Benchmark MappedCollection streaming¶

In [1]:
!lamin load laminlabs/arrayloader-benchmarks
💡 loaded instance: laminlabs/arrayloader-benchmarks
In [2]:
import lamindb as ln
import torch
from torch.utils.data import DataLoader
from tqdm.notebook import tqdm
import gc
import time
💡 lamindb instance: laminlabs/arrayloader-benchmarks
In [3]:
ln.track()
💡 notebook imports: lamindb==0.67.3 psutil==5.9.5 torch==2.0.1 tqdm==4.66.1
💡 loaded: Transform(uid='oXJWvVPX89PZ5zKv', name='Benchmark MappedCollection streaming', short_name='mapped-streaming-benchmark', version='1', type='notebook', updated_at=2024-02-11 11:30:32 UTC, created_by_id=1)
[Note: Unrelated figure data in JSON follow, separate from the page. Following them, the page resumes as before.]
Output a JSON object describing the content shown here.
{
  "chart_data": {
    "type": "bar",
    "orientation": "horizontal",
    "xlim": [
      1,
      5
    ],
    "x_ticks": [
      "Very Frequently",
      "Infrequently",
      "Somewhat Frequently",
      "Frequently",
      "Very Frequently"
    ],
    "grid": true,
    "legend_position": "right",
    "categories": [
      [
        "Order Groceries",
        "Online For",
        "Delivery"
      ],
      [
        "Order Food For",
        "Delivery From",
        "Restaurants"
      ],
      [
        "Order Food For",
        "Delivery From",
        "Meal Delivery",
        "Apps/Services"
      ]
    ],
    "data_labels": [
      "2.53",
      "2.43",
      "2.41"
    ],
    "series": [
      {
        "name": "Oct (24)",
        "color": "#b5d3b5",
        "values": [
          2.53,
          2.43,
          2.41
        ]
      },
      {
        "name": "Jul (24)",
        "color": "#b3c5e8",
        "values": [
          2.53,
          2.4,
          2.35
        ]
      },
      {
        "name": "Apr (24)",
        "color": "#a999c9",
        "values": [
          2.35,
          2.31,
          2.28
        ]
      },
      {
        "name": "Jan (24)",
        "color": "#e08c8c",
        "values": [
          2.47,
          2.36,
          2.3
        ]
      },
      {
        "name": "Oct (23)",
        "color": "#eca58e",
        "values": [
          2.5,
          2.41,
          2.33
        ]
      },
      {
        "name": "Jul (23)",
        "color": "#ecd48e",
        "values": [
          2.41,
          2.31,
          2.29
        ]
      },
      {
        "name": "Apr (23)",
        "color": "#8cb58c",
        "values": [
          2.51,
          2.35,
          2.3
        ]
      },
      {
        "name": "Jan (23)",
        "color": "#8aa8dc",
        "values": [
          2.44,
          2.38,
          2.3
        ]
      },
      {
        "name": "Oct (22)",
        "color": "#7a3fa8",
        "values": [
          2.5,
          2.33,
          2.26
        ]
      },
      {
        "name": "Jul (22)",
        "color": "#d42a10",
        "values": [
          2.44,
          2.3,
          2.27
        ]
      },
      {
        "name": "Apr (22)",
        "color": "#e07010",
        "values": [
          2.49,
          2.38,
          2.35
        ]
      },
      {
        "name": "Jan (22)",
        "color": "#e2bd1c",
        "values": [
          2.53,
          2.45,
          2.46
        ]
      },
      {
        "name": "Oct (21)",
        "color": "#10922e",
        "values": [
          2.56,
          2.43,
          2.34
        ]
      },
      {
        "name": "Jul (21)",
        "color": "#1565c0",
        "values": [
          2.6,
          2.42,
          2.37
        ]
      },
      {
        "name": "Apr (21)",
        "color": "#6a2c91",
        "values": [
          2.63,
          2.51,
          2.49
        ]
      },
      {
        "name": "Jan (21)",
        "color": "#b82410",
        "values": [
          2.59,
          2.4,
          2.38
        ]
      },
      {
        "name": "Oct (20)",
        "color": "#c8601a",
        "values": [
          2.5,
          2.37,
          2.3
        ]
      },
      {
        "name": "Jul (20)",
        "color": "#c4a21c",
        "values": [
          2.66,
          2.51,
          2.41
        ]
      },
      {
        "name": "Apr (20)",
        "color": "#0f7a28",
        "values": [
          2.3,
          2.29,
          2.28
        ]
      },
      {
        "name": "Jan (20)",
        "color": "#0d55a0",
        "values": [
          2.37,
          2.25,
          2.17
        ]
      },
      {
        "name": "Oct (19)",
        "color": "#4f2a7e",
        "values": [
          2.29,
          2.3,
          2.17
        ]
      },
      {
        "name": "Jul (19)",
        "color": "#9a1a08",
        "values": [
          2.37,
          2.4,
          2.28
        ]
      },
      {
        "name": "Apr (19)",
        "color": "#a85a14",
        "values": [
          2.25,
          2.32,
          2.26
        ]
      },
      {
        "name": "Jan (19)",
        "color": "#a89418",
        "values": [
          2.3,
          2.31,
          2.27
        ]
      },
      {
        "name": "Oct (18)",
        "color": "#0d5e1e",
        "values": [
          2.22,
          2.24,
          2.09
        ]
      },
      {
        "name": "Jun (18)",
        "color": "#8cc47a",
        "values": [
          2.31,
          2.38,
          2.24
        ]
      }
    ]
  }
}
💡 loaded: Run(uid='alQulQ2TwAmL0EjEiu2n', run_at=2024-02-11 12:15:06 UTC, transform_id=20, created_by_id=1)
In [4]:
collection_h5ads = ln.Collection.filter(uid="VwxM0HNDtEcNjJEKwYqO").one()

Benchmark¶

In [5]:
BATCH_SIZE = 1024
In [6]:
def benchmark(loader, n_samples):    
    num_iter = n_samples // BATCH_SIZE
    
    loader_iter = loader.__iter__()
    # exclude first batch from benchmark as this includes the setup time
    batch = next(loader_iter)
    
    start_time = time.time()
    
    for i, batch in tqdm(enumerate(loader_iter), total=num_iter):
        X = batch[0]
        # for pytorch DataLoader
        # Merlin sends to cuda by default
        if hasattr(X, "is_cuda") and not X.is_cuda:
            X = X.cuda()
        
        if i == num_iter:
            break
        if i % 10 == 0:
            gc.collect()
    
    execution_time = time.time() - start_time
    gc.collect()
    time_per_sample = (1e6 * execution_time) / (num_iter * BATCH_SIZE)
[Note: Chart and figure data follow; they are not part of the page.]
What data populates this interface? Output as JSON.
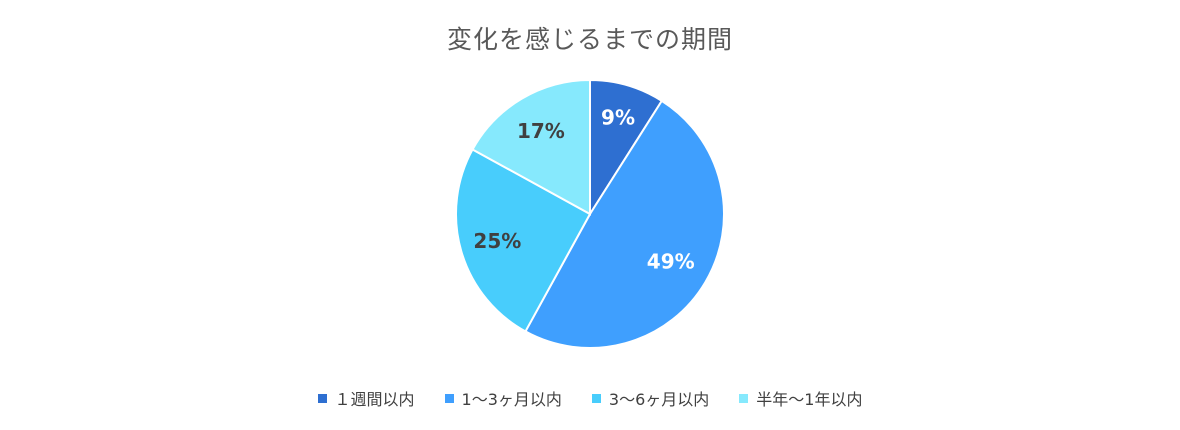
{
  "chart_data": {
    "type": "pie",
    "title": "変化を感じるまでの期間",
    "slices": [
      {
        "name": "１週間以内",
        "value": 9,
        "label": "9%",
        "color": "#2e6fd1",
        "label_color": "#ffffff"
      },
      {
        "name": "1〜3ヶ月以内",
        "value": 49,
        "label": "49%",
        "color": "#3f9ffe",
        "label_color": "#ffffff"
      },
      {
        "name": "3〜6ヶ月以内",
        "value": 25,
        "label": "25%",
        "color": "#48cdfc",
        "label_color": "#404040"
      },
      {
        "name": "半年〜1年以内",
        "value": 17,
        "label": "17%",
        "color": "#86e9fd",
        "label_color": "#404040"
      }
    ],
    "legend_position": "bottom",
    "start_angle": "12 o'clock",
    "direction": "clockwise"
  }
}
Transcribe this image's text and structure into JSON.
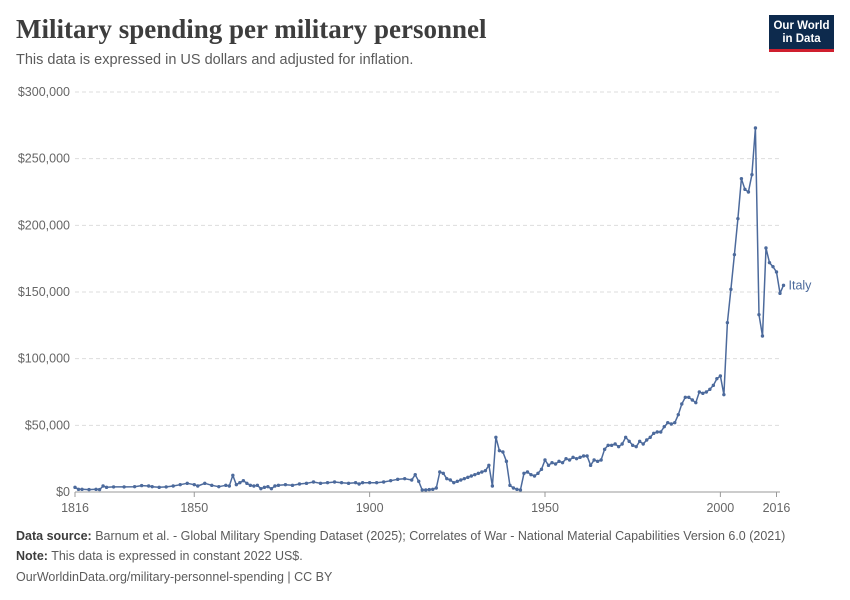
{
  "header": {
    "title": "Military spending per military personnel",
    "subtitle": "This data is expressed in US dollars and adjusted for inflation."
  },
  "logo": {
    "line1": "Our World",
    "line2": "in Data"
  },
  "footer": {
    "source_label": "Data source:",
    "source_text": "Barnum et al. - Global Military Spending Dataset (2025); Correlates of War - National Material Capabilities Version 6.0 (2021)",
    "note_label": "Note:",
    "note_text": "This data is expressed in constant 2022 US$.",
    "url": "OurWorldinData.org/military-personnel-spending | CC BY"
  },
  "colors": {
    "series": "#4c6a9c",
    "grid": "#dddddd",
    "axis": "#999999",
    "text": "#666666"
  },
  "chart_data": {
    "type": "line",
    "xlim": [
      1816,
      2017
    ],
    "ylim": [
      0,
      300000
    ],
    "x_ticks": [
      1816,
      1850,
      1900,
      1950,
      2000,
      2016
    ],
    "y_ticks": [
      0,
      50000,
      100000,
      150000,
      200000,
      250000,
      300000
    ],
    "y_tick_labels": [
      "$0",
      "$50,000",
      "$100,000",
      "$150,000",
      "$200,000",
      "$250,000",
      "$300,000"
    ],
    "grid": true,
    "series": [
      {
        "name": "Italy",
        "points": [
          [
            1816,
            3500
          ],
          [
            1817,
            2000
          ],
          [
            1818,
            2000
          ],
          [
            1820,
            1800
          ],
          [
            1822,
            2000
          ],
          [
            1823,
            1800
          ],
          [
            1824,
            4500
          ],
          [
            1825,
            3500
          ],
          [
            1827,
            3800
          ],
          [
            1830,
            3800
          ],
          [
            1833,
            4000
          ],
          [
            1835,
            4800
          ],
          [
            1837,
            4500
          ],
          [
            1838,
            4000
          ],
          [
            1840,
            3500
          ],
          [
            1842,
            3800
          ],
          [
            1844,
            4500
          ],
          [
            1846,
            5500
          ],
          [
            1848,
            6500
          ],
          [
            1850,
            5500
          ],
          [
            1851,
            4500
          ],
          [
            1853,
            6500
          ],
          [
            1855,
            5000
          ],
          [
            1857,
            4000
          ],
          [
            1859,
            5000
          ],
          [
            1860,
            4500
          ],
          [
            1861,
            12500
          ],
          [
            1862,
            5500
          ],
          [
            1863,
            7000
          ],
          [
            1864,
            8500
          ],
          [
            1865,
            6500
          ],
          [
            1866,
            5000
          ],
          [
            1867,
            4500
          ],
          [
            1868,
            5000
          ],
          [
            1869,
            2500
          ],
          [
            1870,
            3500
          ],
          [
            1871,
            4000
          ],
          [
            1872,
            2500
          ],
          [
            1873,
            4500
          ],
          [
            1874,
            5000
          ],
          [
            1876,
            5500
          ],
          [
            1878,
            5000
          ],
          [
            1880,
            6000
          ],
          [
            1882,
            6500
          ],
          [
            1884,
            7500
          ],
          [
            1886,
            6500
          ],
          [
            1888,
            7000
          ],
          [
            1890,
            7500
          ],
          [
            1892,
            7000
          ],
          [
            1894,
            6500
          ],
          [
            1896,
            7000
          ],
          [
            1897,
            6000
          ],
          [
            1898,
            7000
          ],
          [
            1900,
            7000
          ],
          [
            1902,
            7000
          ],
          [
            1904,
            7500
          ],
          [
            1906,
            8500
          ],
          [
            1908,
            9500
          ],
          [
            1910,
            10000
          ],
          [
            1912,
            9000
          ],
          [
            1913,
            13000
          ],
          [
            1914,
            8000
          ],
          [
            1915,
            1500
          ],
          [
            1916,
            1500
          ],
          [
            1917,
            1800
          ],
          [
            1918,
            2000
          ],
          [
            1919,
            3000
          ],
          [
            1920,
            15000
          ],
          [
            1921,
            14000
          ],
          [
            1922,
            10000
          ],
          [
            1923,
            9000
          ],
          [
            1924,
            7000
          ],
          [
            1925,
            8000
          ],
          [
            1926,
            9000
          ],
          [
            1927,
            10000
          ],
          [
            1928,
            11000
          ],
          [
            1929,
            12000
          ],
          [
            1930,
            13000
          ],
          [
            1931,
            14000
          ],
          [
            1932,
            15000
          ],
          [
            1933,
            16000
          ],
          [
            1934,
            20000
          ],
          [
            1935,
            4500
          ],
          [
            1936,
            41000
          ],
          [
            1937,
            31000
          ],
          [
            1938,
            30000
          ],
          [
            1939,
            23000
          ],
          [
            1940,
            5000
          ],
          [
            1941,
            3000
          ],
          [
            1942,
            2000
          ],
          [
            1943,
            1500
          ],
          [
            1944,
            14000
          ],
          [
            1945,
            15000
          ],
          [
            1946,
            13000
          ],
          [
            1947,
            12000
          ],
          [
            1948,
            14000
          ],
          [
            1949,
            17000
          ],
          [
            1950,
            24000
          ],
          [
            1951,
            20000
          ],
          [
            1952,
            22000
          ],
          [
            1953,
            21000
          ],
          [
            1954,
            23000
          ],
          [
            1955,
            22000
          ],
          [
            1956,
            25000
          ],
          [
            1957,
            24000
          ],
          [
            1958,
            26000
          ],
          [
            1959,
            25000
          ],
          [
            1960,
            26000
          ],
          [
            1961,
            27000
          ],
          [
            1962,
            27000
          ],
          [
            1963,
            20000
          ],
          [
            1964,
            24000
          ],
          [
            1965,
            23000
          ],
          [
            1966,
            24000
          ],
          [
            1967,
            32000
          ],
          [
            1968,
            35000
          ],
          [
            1969,
            35000
          ],
          [
            1970,
            36000
          ],
          [
            1971,
            34000
          ],
          [
            1972,
            36000
          ],
          [
            1973,
            41000
          ],
          [
            1974,
            38000
          ],
          [
            1975,
            35000
          ],
          [
            1976,
            34000
          ],
          [
            1977,
            38000
          ],
          [
            1978,
            36000
          ],
          [
            1979,
            39000
          ],
          [
            1980,
            41000
          ],
          [
            1981,
            44000
          ],
          [
            1982,
            45000
          ],
          [
            1983,
            45000
          ],
          [
            1984,
            49000
          ],
          [
            1985,
            52000
          ],
          [
            1986,
            51000
          ],
          [
            1987,
            52000
          ],
          [
            1988,
            58000
          ],
          [
            1989,
            66000
          ],
          [
            1990,
            71000
          ],
          [
            1991,
            71000
          ],
          [
            1992,
            69000
          ],
          [
            1993,
            67000
          ],
          [
            1994,
            75000
          ],
          [
            1995,
            74000
          ],
          [
            1996,
            75000
          ],
          [
            1997,
            77000
          ],
          [
            1998,
            80000
          ],
          [
            1999,
            85000
          ],
          [
            2000,
            87000
          ],
          [
            2001,
            73000
          ],
          [
            2002,
            127000
          ],
          [
            2003,
            152000
          ],
          [
            2004,
            178000
          ],
          [
            2005,
            205000
          ],
          [
            2006,
            235000
          ],
          [
            2007,
            227000
          ],
          [
            2008,
            225000
          ],
          [
            2009,
            238000
          ],
          [
            2010,
            273000
          ],
          [
            2011,
            133000
          ],
          [
            2012,
            117000
          ],
          [
            2013,
            183000
          ],
          [
            2014,
            172000
          ],
          [
            2015,
            169000
          ],
          [
            2016,
            165000
          ],
          [
            2017,
            149000
          ],
          [
            2018,
            155000
          ]
        ]
      }
    ]
  }
}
    print(f'time per sample: {time_per_sample:.2f} μs')
    samples_per_sec = num_iter * BATCH_SIZE / execution_time
    print(f'samples per sec: {samples_per_sec:.2f} samples/sec')
    
    return samples_per_sec, time_per_sample
In [7]:
# parallel=True doesn't work with stream=True now
dataset = collection_h5ads.mapped(join=None, stream=True)
In [8]:
# cuda init
torch.ones(2).cuda()
Out[8]:
tensor([1., 1.], device='cuda:0')
In [9]:
loader = DataLoader(
    dataset, 
    batch_size=BATCH_SIZE, 
    shuffle=True, 
    drop_last=True
)
In [10]:
samples_per_sec, time_per_sample = benchmark(loader, n_samples=10000)
  0%|          | 0/9 [00:00<?, ?it/s]
time per sample: 435526.92 μs
samples per sec: 2.30 samples/sec
In [11]:
dataset.close()
In [ ]: